Gencatan senjata diharapkan mengakhiri perang yang sudah berlangsung 12 hari.

Fokus

Kehadiran PLTMG Luwuk mampu menghemat ratusan miliar rupiah dari pengurangan pembelian BBM.

UU MD3 Dinilai Meresahkan Publik

Nur Aivanni
04/5/2018 08:35
UU MD3 Dinilai Meresahkan Publik
Para pemohon hadir dalam sidang permohonan uji materi Undang- Undang No 17 Tahun 2014 tentang MPR, DPR, DPD, dan DPRD (UU MD3) di ruang sidang utama gedung Mahkamah Konstitusi (MK), Medan Merdeka Barat, Jakarta, kemarin.(MI/SUSANTO)

FREDRIK Radjawane menilai Undang-Undang Nomor 2 Tahun 2018 tentang MPR, DPR, DPD, dan DPRD (UU MD3) meresahkan publik.
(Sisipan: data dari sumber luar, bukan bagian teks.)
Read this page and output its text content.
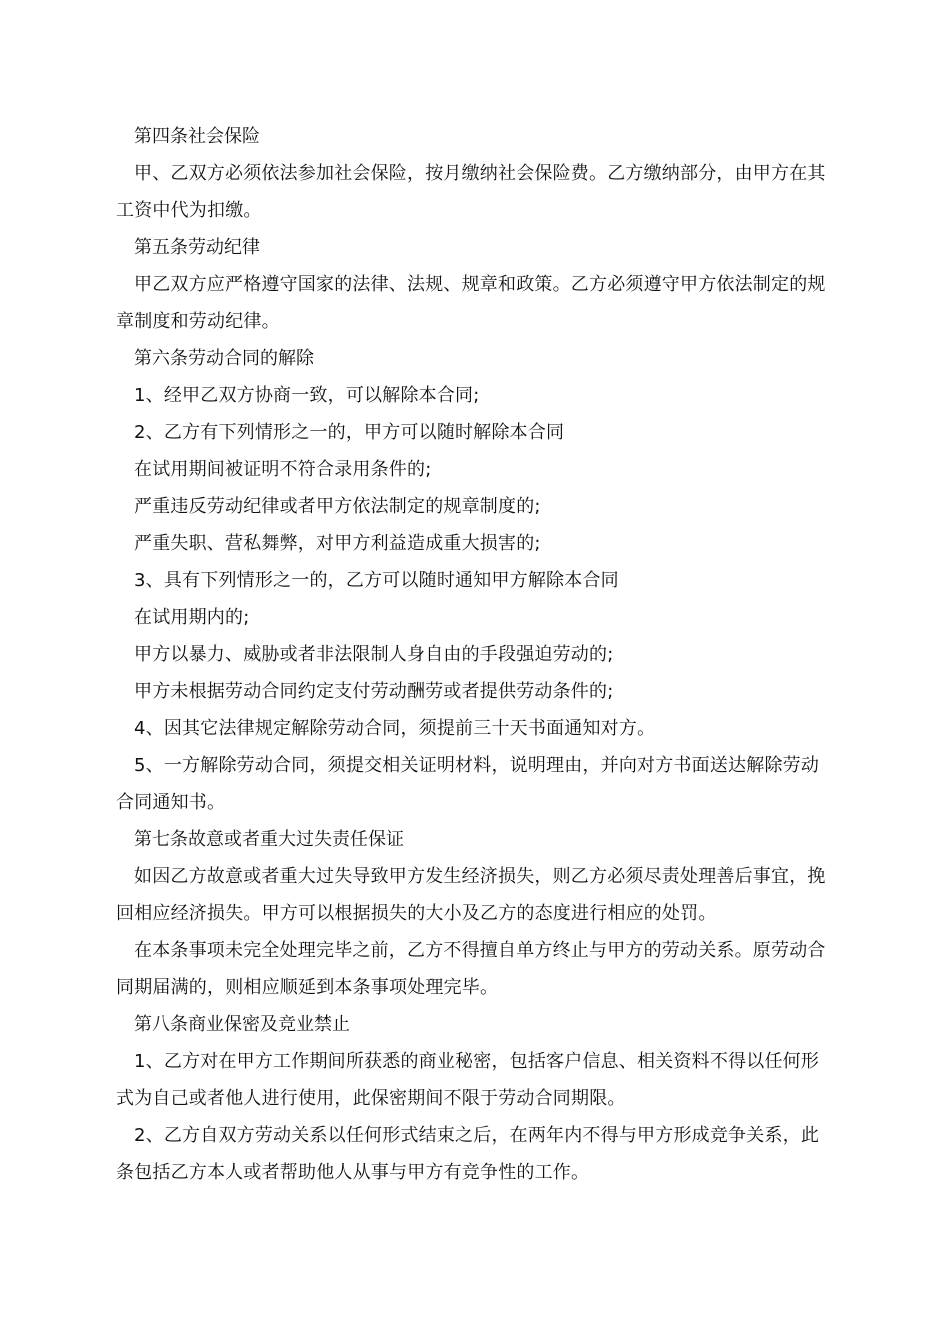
第四条社会保险

甲、乙双方必须依法参加社会保险，按月缴纳社会保险费。乙方缴纳部分，由甲方在其工资中代为扣缴。

第五条劳动纪律

甲乙双方应严格遵守国家的法律、法规、规章和政策。乙方必须遵守甲方依法制定的规章制度和劳动纪律。

第六条劳动合同的解除

1、经甲乙双方协商一致，可以解除本合同;

2、乙方有下列情形之一的，甲方可以随时解除本合同

在试用期间被证明不符合录用条件的;

严重违反劳动纪律或者甲方依法制定的规章制度的;

严重失职、营私舞弊，对甲方利益造成重大损害的;

3、具有下列情形之一的，乙方可以随时通知甲方解除本合同

在试用期内的;

甲方以暴力、威胁或者非法限制人身自由的手段强迫劳动的;

甲方未根据劳动合同约定支付劳动酬劳或者提供劳动条件的;

4、因其它法律规定解除劳动合同，须提前三十天书面通知对方。

5、一方解除劳动合同，须提交相关证明材料，说明理由，并向对方书面送达解除劳动合同通知书。

第七条故意或者重大过失责任保证

如因乙方故意或者重大过失导致甲方发生经济损失，则乙方必须尽责处理善后事宜，挽回相应经济损失。甲方可以根据损失的大小及乙方的态度进行相应的处罚。

在本条事项未完全处理完毕之前，乙方不得擅自单方终止与甲方的劳动关系。原劳动合同期届满的，则相应顺延到本条事项处理完毕。

第八条商业保密及竞业禁止

1、乙方对在甲方工作期间所获悉的商业秘密，包括客户信息、相关资料不得以任何形式为自己或者他人进行使用，此保密期间不限于劳动合同期限。

2、乙方自双方劳动关系以任何形式结束之后，在两年内不得与甲方形成竞争关系，此条包括乙方本人或者帮助他人从事与甲方有竞争性的工作。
Pasalnya kewenangan yang ada di dalamnya tidak berperikemanusiaan dan berperikeadilan.

Oleh karena itu, menurutnya, UU MD3 perlu dilakukan revisi kembali oleh pembentuk UU baik pemerintah maupun DPR.

Hal itu sebagaimana yang dialami keluarganya saat menuntut keadilan atas tindakan yang dilakukan anggota DPRD Maluku Tengah Jimmy G Sitanala.

Dalam sidang, ia menceritakan kronologi bagaimana implementasi UU MD3 tersebut. Pukul 06.00 WIT pada 25 Maret 2018, tuturnya, keponakannya yang bekerja sebagai tukang ojek tertabrak oleh anggota DPRD Maluku Tengah di Desa Passo, Kota Ambon.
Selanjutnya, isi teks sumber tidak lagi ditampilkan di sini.